In einer kürzlich herausgegebenen Pressemitteilung gab die islamische Religionsgemeinschaft DITIB an, dass die Spionagevorwürfe intern geklärt seien. Zuvor erhöhte sich der Druck auf DITIB immens. NRW-Schulministerium hatte ein Ultimatum von zwei Wochen zur Aufklärung gestellt.
Die DITIB hat Spitzelvorwürfe gegen einige Imame des deutsch-türkischen Moscheeverbands nach eigenen Angaben intern aufgeklärt. Das sagte der Abteilungsleiter für Außenbeziehungen, Zekeriya Altuğ, am Donnerstagabend in Köln.

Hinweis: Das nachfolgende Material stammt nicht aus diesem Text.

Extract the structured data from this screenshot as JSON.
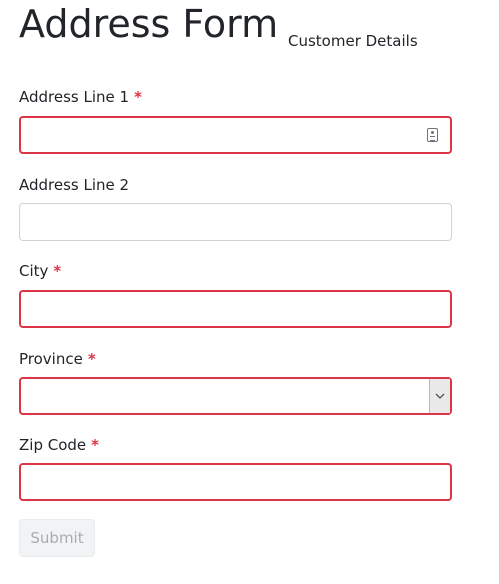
{
  "page": {
    "title": "Address Form",
    "subtitle": "Customer Details"
  },
  "form": {
    "required_marker": "*",
    "address_line_1": {
      "label": "Address Line 1",
      "value": "",
      "required": true,
      "invalid": true
    },
    "address_line_2": {
      "label": "Address Line 2",
      "value": "",
      "required": false,
      "invalid": false
    },
    "city": {
      "label": "City",
      "value": "",
      "required": true,
      "invalid": true
    },
    "province": {
      "label": "Province",
      "selected": "",
      "required": true,
      "invalid": true
    },
    "zip_code": {
      "label": "Zip Code",
      "value": "",
      "required": true,
      "invalid": true
    },
    "submit_label": "Submit",
    "submit_disabled": true
  },
  "icons": {
    "autofill": "contact-card-icon",
    "select_arrow": "chevron-down-icon"
  },
  "colors": {
    "invalid_border": "#dc3545",
    "required_marker": "#dc3545",
    "default_border": "#ced4da",
    "disabled_button_bg": "#f1f3f5",
    "disabled_button_text": "#a6acb3"
  }
}
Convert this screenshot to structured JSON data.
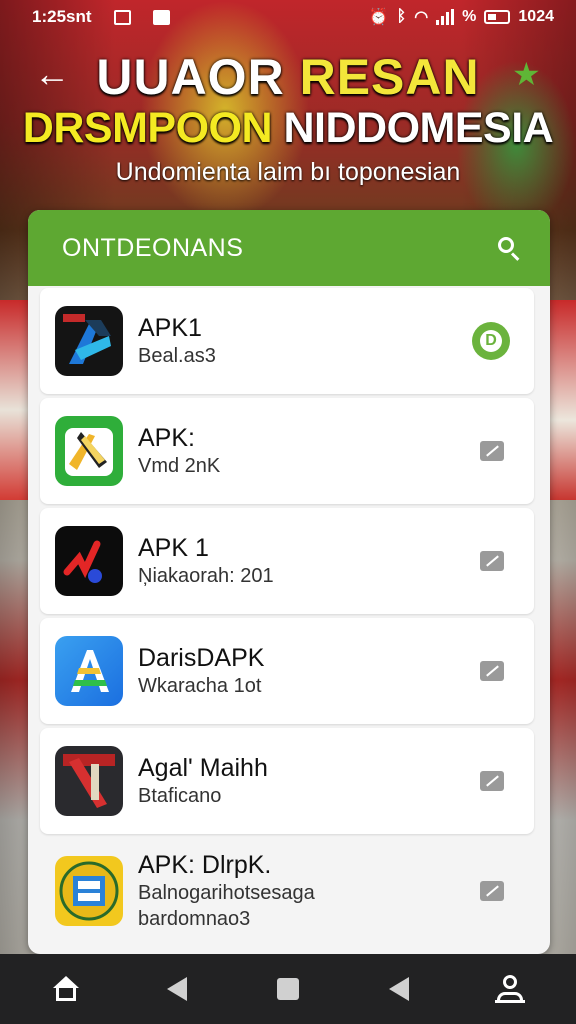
{
  "status_bar": {
    "time": "1:25snt",
    "battery": "1024"
  },
  "header": {
    "title_line1_white": "UUAOR",
    "title_line1_yellow": "RESAN",
    "title_line2_yellow": "DRSMPOON",
    "title_line2_white": "NIDDOMESIA",
    "subtitle": "Undomienta laim bı toponesian"
  },
  "card": {
    "title": "ONTDEONANS"
  },
  "apps": [
    {
      "name": "APK1",
      "meta": "Beal.as3",
      "meta2": "",
      "icon": "app-icon-dark-blue",
      "action": "D"
    },
    {
      "name": "APK:",
      "meta": "Vmd 2nK",
      "meta2": "",
      "icon": "app-icon-green-wing",
      "action": ""
    },
    {
      "name": "APK 1",
      "meta": "Ņiakaorah: 201",
      "meta2": "",
      "icon": "app-icon-black-red",
      "action": ""
    },
    {
      "name": "DarisDAPK",
      "meta": "Wkaracha 1ot",
      "meta2": "",
      "icon": "app-icon-blue-a",
      "action": ""
    },
    {
      "name": "Agal' Maihh",
      "meta": "Btaficano",
      "meta2": "",
      "icon": "app-icon-red-dark",
      "action": ""
    },
    {
      "name": "APK: DlrpK.",
      "meta": "Balnogarihotsesaga",
      "meta2": "bardomnao3",
      "icon": "app-icon-yellow-badge",
      "action": ""
    }
  ],
  "colors": {
    "header_green": "#5ea832",
    "title_yellow": "#f3e63a"
  }
}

In einer am Freitagabend veröffentlichten Erklärung des DITIB-Bundesverbands heißt es weiter, die türkische Religionsbehörde Diyanet habe festgestellt, dass „einige Religionsbeauftragte“ ihre Verantwortung überschritten hätten – im Bezug auf ein nicht näher benanntes, „eigentlich die europäischen Länder nicht betreffendes Schreiben“. Die Amtsdauer dieser Religionsbeauftragten sei beendet worden.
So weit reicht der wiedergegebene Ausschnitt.